JEFFERSON CITY, Mo. – Just one month from now, the halls of Missouri’s State Capitol will be once again filled with lawmakers, lobbyists and legislative aides for the beginning of the next legislative session. But the work is already underway, with the prefiling of bills beginning on Friday, Dec. 1.
A number of topics will dominate the session, ranging from the usual issues of tort reform and ethics to transportation or gun control. Here’s a look at some of the topics that could receive some significant time from the state’s two legislative chambers in 2018:
It was a major player in the past legislative session, and the indications seem to be that it will be so once again in the 2018 session. The passage of some measures in 2017 seems to have alleviated St. Louis from its position as the “top judicial hellhole”, with the most recent report now placing it as number three on the list.
Expect to see plenty of discussion around venue and joinder, arbitration, TPAC cap, merchandising practices, seatbelts, and asbestos.
In light of the recent and tragic shootings across the nation, guns appear to be one of the hot topics primed for debate in the upcoming session. Rep. Richard Brown has a proposal to ban the possession, sales or manufacturing of bump stocks or trigger cranks, which are used to increase a gun’s rate of fire. Other Democrats have filed legislation to make it a criminal act for failing to secure firearms around children, barring people who have been involved in domestic violence situations from owning guns, banning the sale of firearms to those on the No Fly List, and making the costs of firearms safety courses tax deductible.
Republicans also have some proposals, including Rep. Jered Taylor’s bill to reduce the number of gun-free zones, as well as bills seeking the restricted use of firearm databases, and the permitting of conceal-carry into places of worship without prior permission.
Sen. Brian Munzlinger will pre-file legislation to add legal industrial hemp to the list of crops that Missouri farmers have in their rotations. Both Reps. Jean Evans and Donna Baringer have filed bills seeking to permit the usage of hemp oil to treat impairments. Rep. Karla May has also filed a bill seeking to establish provisions regarding the legalization of marijuana and licensing requirements.
The one that most people have their eyes on is Sen. Bill Eigel’s SB 617, or as he calls it, the Missouri Economic Relief Act. Eigel’s intent is to re-examine the way in which taxes are collected and redistributed in the state. Sen. Andrew Koenig has also filed a tax overhaul plan, which looks to decrease the top individual income tax rate to no lower than 4.3 percent, cut the corporate tax rate from 6.25 percent to 4.25 percent and cap local sales tax rates at 7.275 percent. Sen Dan Hegeman has filed a bill that would look to impose caps and reforms on tax credit programs. Also, Sen. Dave Schatz’s bill would raise the state’s fuel tax from 17 cents to 27 cents per gallon.
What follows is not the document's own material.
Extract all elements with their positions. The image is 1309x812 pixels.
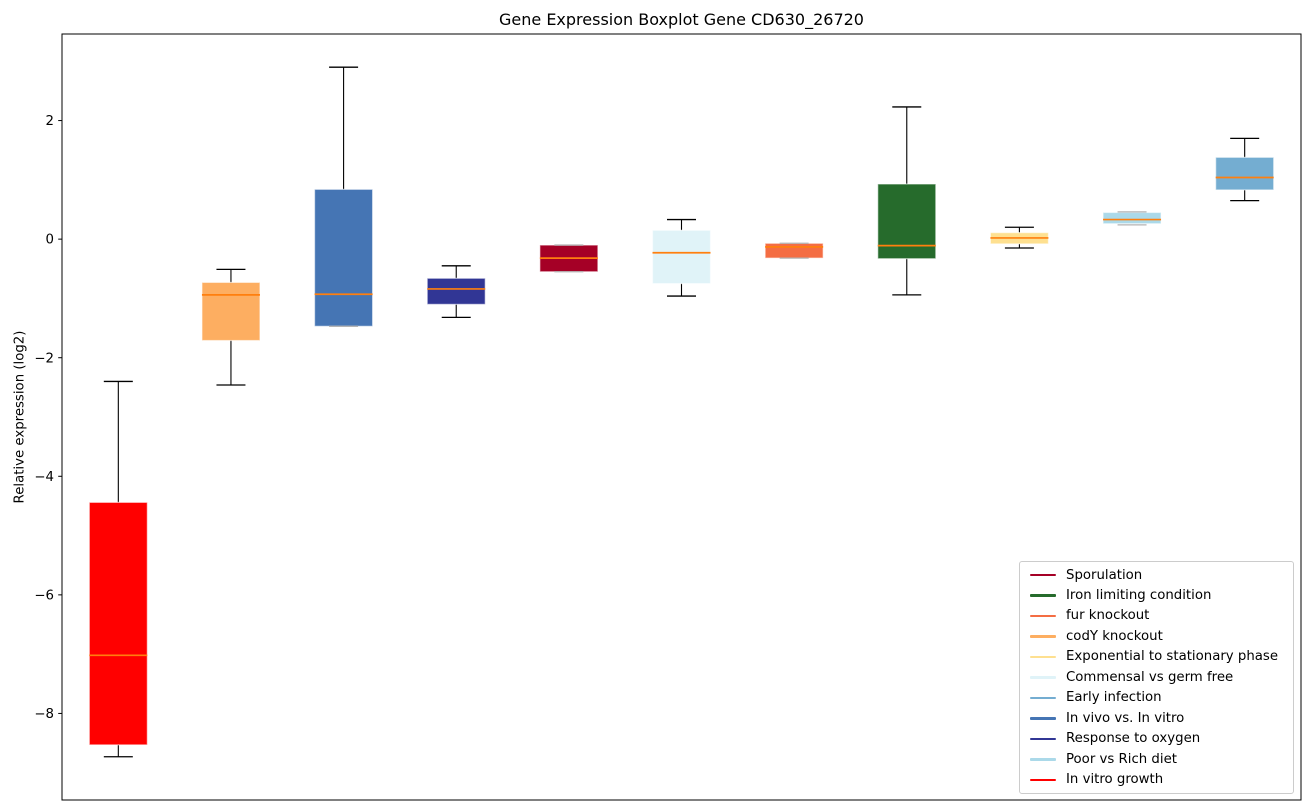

A number of bills will return from last year, ones that fell short or didn’t make it to the floor. Rep. Nick Schroer is once again filing his Raise the Age bill, while Rep. Shamed Dogan is bringing back the Hairbraiding Freedom bill. Rep. Curtis Trent returns with Hailey’s Law, named for the murdered Hailey Owens. His bill would seek to decrease the time before an Amber Alert is issued by integrating the alerts with the state’s Highway Patrol communications service.
‘Fixing’ 2017 bills
Democrats have already begun to file bills seeking to fix issues presented or put into effect following the 2017 legislative session. One of the most controversial items proved to be the circuit breaker tax credit, and how to provide funding to restore services to disabled and elderly citizens as a result of cuts in the budget. Rep. Deb Lavender has filed a bill will deal with a fund sweep and transfer of money, while Rep. Peter Merideth is sponsoring legislation that seeks to reduce the timely remittance discount for sales and use taxes, as well as employee withholdings from two percent to one percent. Rep. Crystal Quade would have Missouri join the Streamlined Sales Tax agreement. The three legislators say these bills will restore the cuts of the veto of HCB3, as well as the cuts to the MORx coverage and consumer-directed services.
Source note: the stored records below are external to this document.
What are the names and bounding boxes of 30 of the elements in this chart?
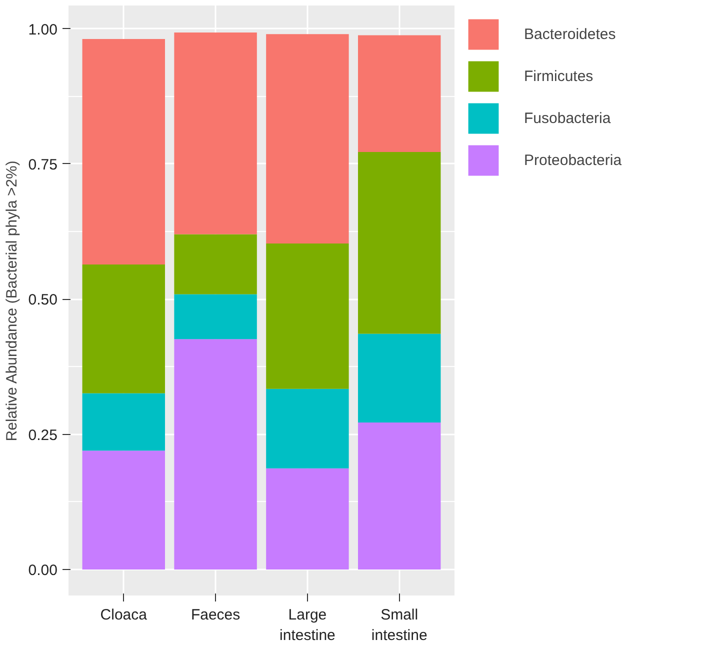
- bar: [174, 294, 257, 340]
- bar: [266, 468, 349, 570]
- y-tick-label: 0.25: [28, 426, 58, 444]
- bar: [174, 339, 257, 570]
- x-tick-label: Cloaca: [100, 606, 148, 624]
- bar: [358, 152, 441, 334]
- legend-label: Proteobacteria: [524, 152, 622, 168]
- bar: [266, 34, 349, 244]
- y-tick-label: 0.00: [28, 562, 58, 580]
- bar: [358, 422, 441, 570]
- bar: [266, 243, 349, 389]
- y-tick-label: 1.00: [28, 21, 58, 38]
- bar: [82, 450, 165, 570]
- bar: [174, 234, 257, 294]
- legend-label: Firmicutes: [524, 68, 594, 84]
- bar: [358, 35, 441, 152]
- x-tick-label: Faeces: [190, 606, 240, 624]
- bar: [82, 39, 165, 265]
- legend-label: Bacteroidetes: [524, 26, 616, 42]
- bar: [82, 264, 165, 394]
- bar: [266, 388, 349, 468]
- y-tick-label: 0.50: [28, 292, 58, 309]
- bar: [358, 334, 441, 422]
- bar: [82, 393, 165, 451]
- legend-label: Fusobacteria: [524, 110, 611, 126]
- y-axis-title: Relative Abundance (Bacterial phyla >2%): [3, 160, 20, 442]
- x-tick-label: Large intestine: [280, 606, 336, 644]
- y-tick-label: 0.75: [28, 156, 58, 174]
- x-tick-label: Small intestine: [371, 606, 428, 644]
- bar: [174, 32, 257, 234]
Two Democratic lawmakers have also filed legislation they say will fix issues with SB 43. The bills, filed by Sen. Jake Hummel and Rep. Gina Mitten would return state law to its previous and long-held standard that a practice is unlawful when a person’s race, color, religion, national origin, ancestry, sex, disability, or familial status is ‘a contributing factor’, rather than ‘the motivating factor’ in the decision to discriminate. It also puts the Missouri Fair Housing Act as its own section within the Missouri Human Rights Act to ensure any future changes will not create compliance issues.